Many of the stories interject the author's religious beliefs and poke fun at the government and well-meaning organizations. That's generally done in a non-offensive way. But in this book on economics, his anti-government free market beliefs get in the way of presenting an unbiased view of economics. Even my ten year old son saw through some of the half truths he gave. That provided a great way for me to talk about some other views from some of the great economists like John Maynard Keynes whose ideas are not only not mentioned, but directly contradicted in the text. If his pre-algebra with biology book had been written with the same attitude, it would have focused on creationism. Thankfully that book is much better about talking about biology than this book is about economics.

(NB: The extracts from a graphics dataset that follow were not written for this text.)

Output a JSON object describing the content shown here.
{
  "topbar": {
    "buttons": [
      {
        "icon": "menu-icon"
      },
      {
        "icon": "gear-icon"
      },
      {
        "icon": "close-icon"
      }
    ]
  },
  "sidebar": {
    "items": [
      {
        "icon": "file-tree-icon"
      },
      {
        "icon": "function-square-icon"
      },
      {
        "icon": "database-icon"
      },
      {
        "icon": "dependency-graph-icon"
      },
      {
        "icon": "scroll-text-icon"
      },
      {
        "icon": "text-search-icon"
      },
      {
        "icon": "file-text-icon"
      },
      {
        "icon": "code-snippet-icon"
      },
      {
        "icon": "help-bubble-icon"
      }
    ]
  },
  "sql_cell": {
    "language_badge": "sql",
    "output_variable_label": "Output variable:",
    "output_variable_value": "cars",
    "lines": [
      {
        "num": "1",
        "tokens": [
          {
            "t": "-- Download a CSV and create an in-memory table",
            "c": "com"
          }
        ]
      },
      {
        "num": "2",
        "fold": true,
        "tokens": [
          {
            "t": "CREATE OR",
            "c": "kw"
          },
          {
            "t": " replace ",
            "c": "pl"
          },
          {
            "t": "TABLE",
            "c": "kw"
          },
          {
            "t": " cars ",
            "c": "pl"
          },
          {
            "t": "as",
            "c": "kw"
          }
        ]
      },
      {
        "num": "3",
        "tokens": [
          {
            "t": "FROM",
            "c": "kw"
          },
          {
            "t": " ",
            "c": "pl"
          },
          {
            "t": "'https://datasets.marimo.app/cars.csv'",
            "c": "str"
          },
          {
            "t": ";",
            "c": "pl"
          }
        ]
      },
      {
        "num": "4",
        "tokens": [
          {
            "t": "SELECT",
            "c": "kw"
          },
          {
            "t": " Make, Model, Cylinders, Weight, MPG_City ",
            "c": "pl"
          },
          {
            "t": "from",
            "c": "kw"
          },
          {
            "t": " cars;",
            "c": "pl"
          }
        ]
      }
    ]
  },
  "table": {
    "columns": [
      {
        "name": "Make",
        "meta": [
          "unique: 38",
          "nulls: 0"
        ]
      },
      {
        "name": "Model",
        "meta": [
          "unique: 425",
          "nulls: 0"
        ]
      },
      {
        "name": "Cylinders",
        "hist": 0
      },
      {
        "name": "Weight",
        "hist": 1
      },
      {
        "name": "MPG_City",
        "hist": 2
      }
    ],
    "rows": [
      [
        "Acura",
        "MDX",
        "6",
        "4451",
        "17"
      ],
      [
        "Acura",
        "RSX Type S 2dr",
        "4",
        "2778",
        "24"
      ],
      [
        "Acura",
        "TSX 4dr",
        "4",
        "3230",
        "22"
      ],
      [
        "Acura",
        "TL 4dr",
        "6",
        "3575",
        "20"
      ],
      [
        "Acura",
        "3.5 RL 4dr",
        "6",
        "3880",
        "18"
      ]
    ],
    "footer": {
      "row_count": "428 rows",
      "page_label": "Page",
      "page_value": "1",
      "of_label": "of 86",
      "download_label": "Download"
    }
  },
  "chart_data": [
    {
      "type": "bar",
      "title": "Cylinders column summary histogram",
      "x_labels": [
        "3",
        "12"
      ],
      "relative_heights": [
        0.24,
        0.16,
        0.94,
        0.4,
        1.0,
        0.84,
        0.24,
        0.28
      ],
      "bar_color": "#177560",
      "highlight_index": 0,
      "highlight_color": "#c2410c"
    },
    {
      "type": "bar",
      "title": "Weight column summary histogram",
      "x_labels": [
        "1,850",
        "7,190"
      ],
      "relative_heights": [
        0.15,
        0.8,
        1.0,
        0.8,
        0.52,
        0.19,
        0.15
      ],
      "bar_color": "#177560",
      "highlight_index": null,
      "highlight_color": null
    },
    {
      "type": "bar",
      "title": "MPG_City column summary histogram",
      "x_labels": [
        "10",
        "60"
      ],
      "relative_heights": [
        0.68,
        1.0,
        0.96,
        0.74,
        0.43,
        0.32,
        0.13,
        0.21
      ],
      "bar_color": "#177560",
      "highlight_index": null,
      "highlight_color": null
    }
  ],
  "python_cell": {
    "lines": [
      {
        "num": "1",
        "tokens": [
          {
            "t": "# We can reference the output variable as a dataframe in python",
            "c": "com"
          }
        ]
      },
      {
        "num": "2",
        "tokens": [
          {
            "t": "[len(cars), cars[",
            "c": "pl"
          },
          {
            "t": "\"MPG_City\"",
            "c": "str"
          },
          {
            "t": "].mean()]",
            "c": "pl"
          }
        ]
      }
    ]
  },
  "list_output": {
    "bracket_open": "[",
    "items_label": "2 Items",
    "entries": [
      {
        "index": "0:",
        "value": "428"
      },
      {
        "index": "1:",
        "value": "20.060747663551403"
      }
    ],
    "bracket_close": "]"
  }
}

If you can get past his politics, the book is as good for math as his other books in the beginner series and it does provide an introduction to economics, although it is a very biased one. The one part that I think is particularly good is his section on Ricardo's law of comparative advantage. Fred's take home message on it is that "there is a place for everyone" in the world, which is a great message for kids who look around and see that they not the best at any one thing.
My son has worked through a number of Life of Fred books, mostly in the car as we travelled. He is currently working through the Physics book and enjoys it. We have purchased the Pre-Algebra 1 and 2 books with Biology and Economics, and have been screening them for next semester. While the Biology text raised some red flags, our real problems are with the Economics test. The author shows some serious moral lapses, significant enough that I am furious. In the preface, there is a "small note to parents" that says LoF is self-teaching, and warns parents not to be involved, suggesting that their "opportunity to be involved is when they take the weekly bridge exam". This is the first book that carries such a note. Of course, the bridges are innocuous. But in the text, we find a number of gems such as "Congress has thrown the Constitution in the garbage can", "The Civil War was a tariff war, not a war to free the slaves", and an exhortation that eliminating the minimum wage is the only path towards employment. This drivel, hidden inside a textbook for my child, with an explicit note intending to dissuade me from noticing it, is unethical and beyond disturbing. I will never use these products again, and I will judge any company that sells them harshly.